Gold and silver saw gains of 4% and 2%, respectively, driven by rate-cut expectations, heightened political risks, a steepening yield curve, and worries about the Fed’s independence. After a weaker-than-expected performance, gold reached a new high above $3650 and silver above $42. Non-farm payrolls in August increased the anticipation of a rate drop by the Fed in September. August nonfarm payrolls fell short of expectations of 75,000 and only gained 22,000 jobs. Unemployment slightly increased to 4.3% from 4.2%, and June was revised down by 27,000 to a loss of 13,000 people.

Gold also attracted safe-haven flows earlier last week due to uncertainties around legal challenges to broad U.S. import tariffs and worries over stretched government debt in developed nations that raised sovereign yields. The 10-year Treasury note is down more than eight and a half basis points to 4.076%, reflecting a decline in US Treasury yields.

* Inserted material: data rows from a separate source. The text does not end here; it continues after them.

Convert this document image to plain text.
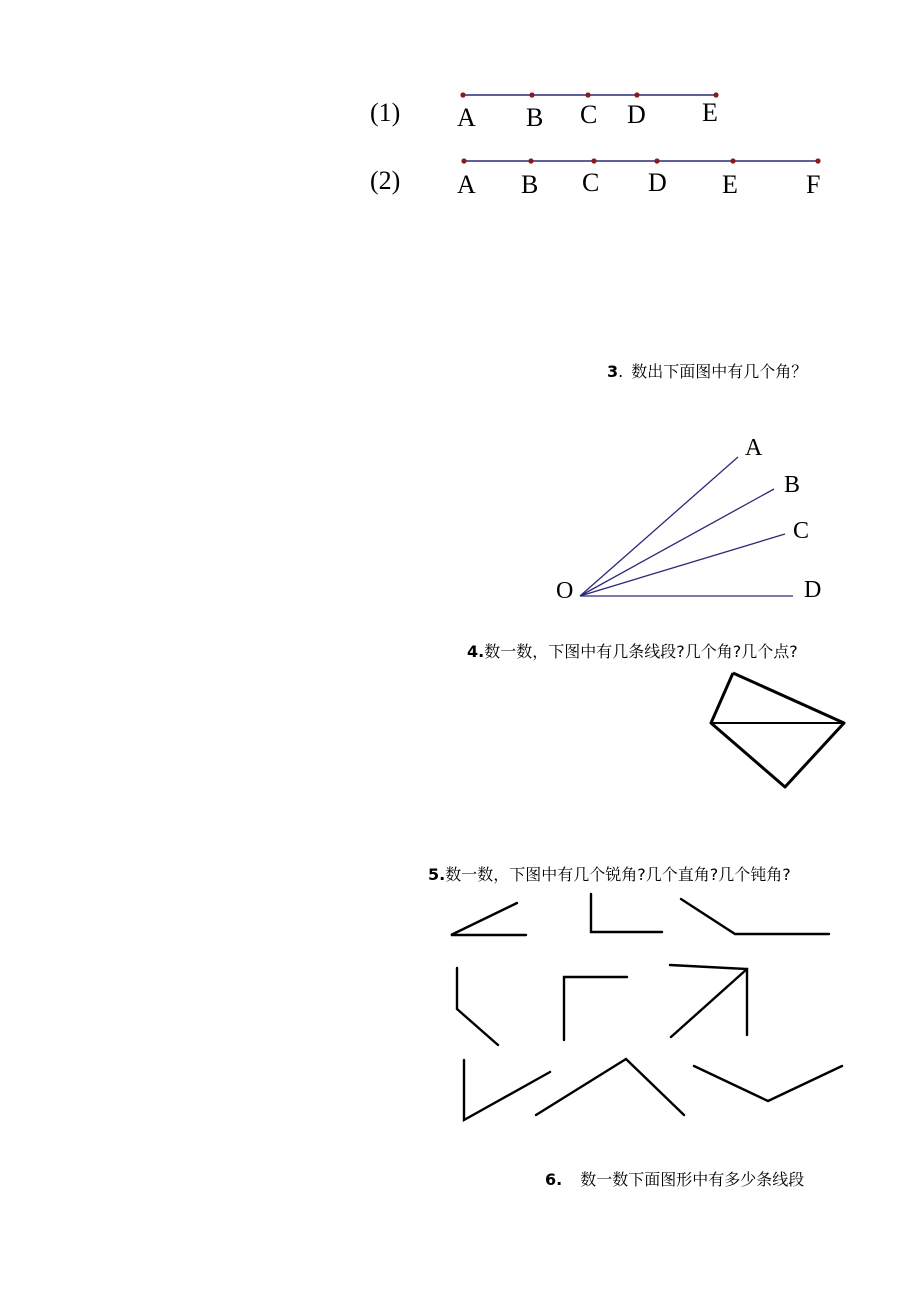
(1) A B C D E
(2) A B C D E	F
3. 数出下面图中有几个角？
O
A
B
C
D
4.数一数，下图中有几条线段?几个角?几个点?
5.数一数，下图中有几个锐角?几个直角?几个钝角?
6. 数一数下面图形中有多少条线段
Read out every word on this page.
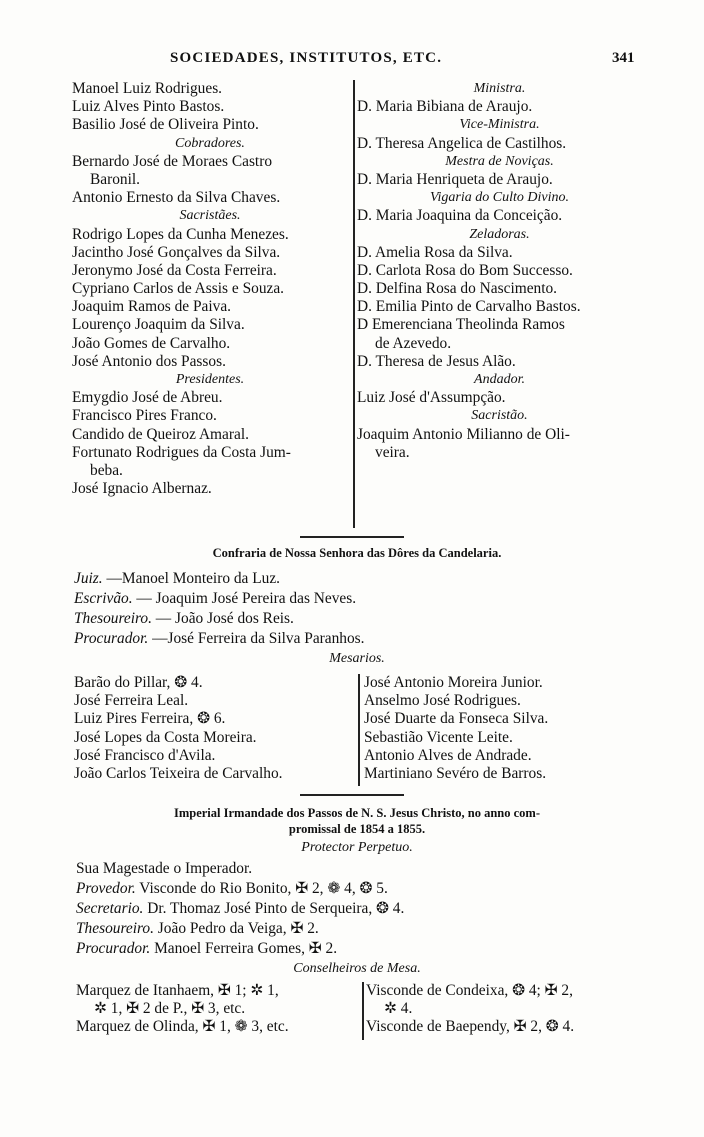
SOCIEDADES, INSTITUTOS, ETC.	341
Manoel Luiz Rodrigues.
Luiz Alves Pinto Bastos.
Basilio José de Oliveira Pinto.
Cobradores.
Bernardo José de Moraes Castro
Baronil.
Antonio Ernesto da Silva Chaves.
Sacristães.
Rodrigo Lopes da Cunha Menezes.
Jacintho José Gonçalves da Silva.
Jeronymo José da Costa Ferreira.
Cypriano Carlos de Assis e Souza.
Joaquim Ramos de Paiva.
Lourenço Joaquim da Silva.
João Gomes de Carvalho.
José Antonio dos Passos.
Presidentes.
Emygdio José de Abreu.
Francisco Pires Franco.
Candido de Queiroz Amaral.
Fortunato Rodrigues da Costa Jum-
beba.
José Ignacio Albernaz.
Ministra.
D. Maria Bibiana de Araujo.
Vice-Ministra.
D. Theresa Angelica de Castilhos.
Mestra de Noviças.
D. Maria Henriqueta de Araujo.
Vigaria do Culto Divino.
D. Maria Joaquina da Conceição.
Zeladoras.
D. Amelia Rosa da Silva.
D. Carlota Rosa do Bom Successo.
D. Delfina Rosa do Nascimento.
D. Emilia Pinto de Carvalho Bastos.
D Emerenciana Theolinda Ramos
de Azevedo.
D. Theresa de Jesus Alão.
Andador.
Luiz José d'Assumpção.
Sacristão.
Joaquim Antonio Milianno de Oli-
veira.
Confraria de Nossa Senhora das Dôres da Candelaria.
Juiz. —Manoel Monteiro da Luz.
Escrivão. — Joaquim José Pereira das Neves.
Thesoureiro. — João José dos Reis.
Procurador. —José Ferreira da Silva Paranhos.
Mesarios.
Barão do Pillar, ❂ 4.
José Ferreira Leal.
Luiz Pires Ferreira, ❂ 6.
José Lopes da Costa Moreira.
José Francisco d'Avila.
João Carlos Teixeira de Carvalho.
José Antonio Moreira Junior.
Anselmo José Rodrigues.
José Duarte da Fonseca Silva.
Sebastião Vicente Leite.
Antonio Alves de Andrade.
Martiniano Sevéro de Barros.
Imperial Irmandade dos Passos de N. S. Jesus Christo, no anno com-
promissal de 1854 a 1855.
Protector Perpetuo.
Sua Magestade o Imperador.
Provedor. Visconde do Rio Bonito, ✠ 2, ❁ 4, ❂ 5.
Secretario. Dr. Thomaz José Pinto de Serqueira, ❂ 4.
Thesoureiro. João Pedro da Veiga, ✠ 2.
Procurador. Manoel Ferreira Gomes, ✠ 2.
Conselheiros de Mesa.
Marquez de Itanhaem, ✠ 1; ✲ 1,
✲ 1, ✠ 2 de P., ✠ 3, etc.
Marquez de Olinda, ✠ 1, ❁ 3, etc.
Visconde de Condeixa, ❂ 4; ✠ 2,
✲ 4.
Visconde de Baependy, ✠ 2, ❂ 4.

US real yields have dropped almost nine basis points to 1.696%, which is determined by deducting inflation expectations from the nominal yield.

Since most silver is a byproduct of base metal mines and new primary output reacts slowly, projections indicate a significant structural deficit in 2025. Silver is also receiving support as the macro impulse met a tight physical market where industrial demand from solar, electric vehicles, and electronics is rising while supply remains constrained.

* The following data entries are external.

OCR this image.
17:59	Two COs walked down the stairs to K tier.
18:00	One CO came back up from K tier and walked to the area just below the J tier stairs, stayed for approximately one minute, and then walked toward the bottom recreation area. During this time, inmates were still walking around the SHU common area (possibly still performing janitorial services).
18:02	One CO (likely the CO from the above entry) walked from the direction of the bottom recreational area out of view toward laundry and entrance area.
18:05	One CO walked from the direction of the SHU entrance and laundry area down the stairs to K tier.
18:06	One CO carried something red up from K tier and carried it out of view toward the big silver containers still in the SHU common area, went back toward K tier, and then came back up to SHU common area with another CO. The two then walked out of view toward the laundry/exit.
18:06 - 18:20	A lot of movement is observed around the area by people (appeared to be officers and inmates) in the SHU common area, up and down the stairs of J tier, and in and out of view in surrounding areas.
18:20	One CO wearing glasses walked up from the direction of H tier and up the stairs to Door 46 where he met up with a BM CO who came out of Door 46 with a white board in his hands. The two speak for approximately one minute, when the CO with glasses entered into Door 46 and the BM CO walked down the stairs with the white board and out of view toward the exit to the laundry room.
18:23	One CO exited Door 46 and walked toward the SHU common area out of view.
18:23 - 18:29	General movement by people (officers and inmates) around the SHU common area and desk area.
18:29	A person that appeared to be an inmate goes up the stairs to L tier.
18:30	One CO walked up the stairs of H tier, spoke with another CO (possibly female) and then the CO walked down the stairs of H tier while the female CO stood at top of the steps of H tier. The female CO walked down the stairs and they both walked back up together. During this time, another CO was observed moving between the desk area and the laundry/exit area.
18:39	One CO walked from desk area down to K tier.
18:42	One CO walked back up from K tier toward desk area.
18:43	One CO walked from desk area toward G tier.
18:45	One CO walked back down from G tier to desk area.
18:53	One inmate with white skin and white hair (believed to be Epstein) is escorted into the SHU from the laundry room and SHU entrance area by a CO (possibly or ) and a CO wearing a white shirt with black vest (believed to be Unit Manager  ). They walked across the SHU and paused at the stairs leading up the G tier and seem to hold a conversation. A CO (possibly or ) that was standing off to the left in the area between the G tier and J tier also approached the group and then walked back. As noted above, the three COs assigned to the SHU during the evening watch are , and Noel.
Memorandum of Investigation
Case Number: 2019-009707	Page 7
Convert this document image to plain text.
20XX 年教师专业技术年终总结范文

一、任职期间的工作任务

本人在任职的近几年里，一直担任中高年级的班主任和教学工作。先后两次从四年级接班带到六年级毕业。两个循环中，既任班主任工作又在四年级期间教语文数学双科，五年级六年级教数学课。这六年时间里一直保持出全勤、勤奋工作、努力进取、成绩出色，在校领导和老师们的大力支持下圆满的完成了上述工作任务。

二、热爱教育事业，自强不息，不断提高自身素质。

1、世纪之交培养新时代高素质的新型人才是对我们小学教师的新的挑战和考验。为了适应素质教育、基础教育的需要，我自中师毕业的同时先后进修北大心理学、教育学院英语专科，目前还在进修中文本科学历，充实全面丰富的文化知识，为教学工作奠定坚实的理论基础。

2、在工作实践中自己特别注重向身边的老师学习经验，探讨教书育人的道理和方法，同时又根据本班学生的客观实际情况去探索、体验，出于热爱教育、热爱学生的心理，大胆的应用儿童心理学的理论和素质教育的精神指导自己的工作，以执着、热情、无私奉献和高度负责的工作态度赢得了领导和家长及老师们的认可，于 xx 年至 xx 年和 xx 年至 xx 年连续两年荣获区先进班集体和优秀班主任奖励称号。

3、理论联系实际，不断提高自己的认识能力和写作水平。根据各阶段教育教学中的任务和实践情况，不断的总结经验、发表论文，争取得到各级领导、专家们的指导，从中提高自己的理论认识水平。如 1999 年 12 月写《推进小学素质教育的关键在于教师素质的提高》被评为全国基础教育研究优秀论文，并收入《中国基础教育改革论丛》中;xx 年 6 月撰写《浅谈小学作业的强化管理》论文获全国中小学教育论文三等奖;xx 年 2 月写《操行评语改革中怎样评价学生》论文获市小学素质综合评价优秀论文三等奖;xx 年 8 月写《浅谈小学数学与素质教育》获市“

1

Russia also launched its largest airstrike of the conflict against Ukraine over the weekend. According to Ukrainian President Volodymyr Zelensky, the barrage of drones and missiles killed four people and severely damaged the country’s north, south, and east.

Market players will keep a careful eye on headlines related to the situation between Russia and Ukraine. Even if US economic data initially favorably affects the USD’s valuation, Gold’s and Silver’s downward corrections may be restricted till the conflict de-escalates.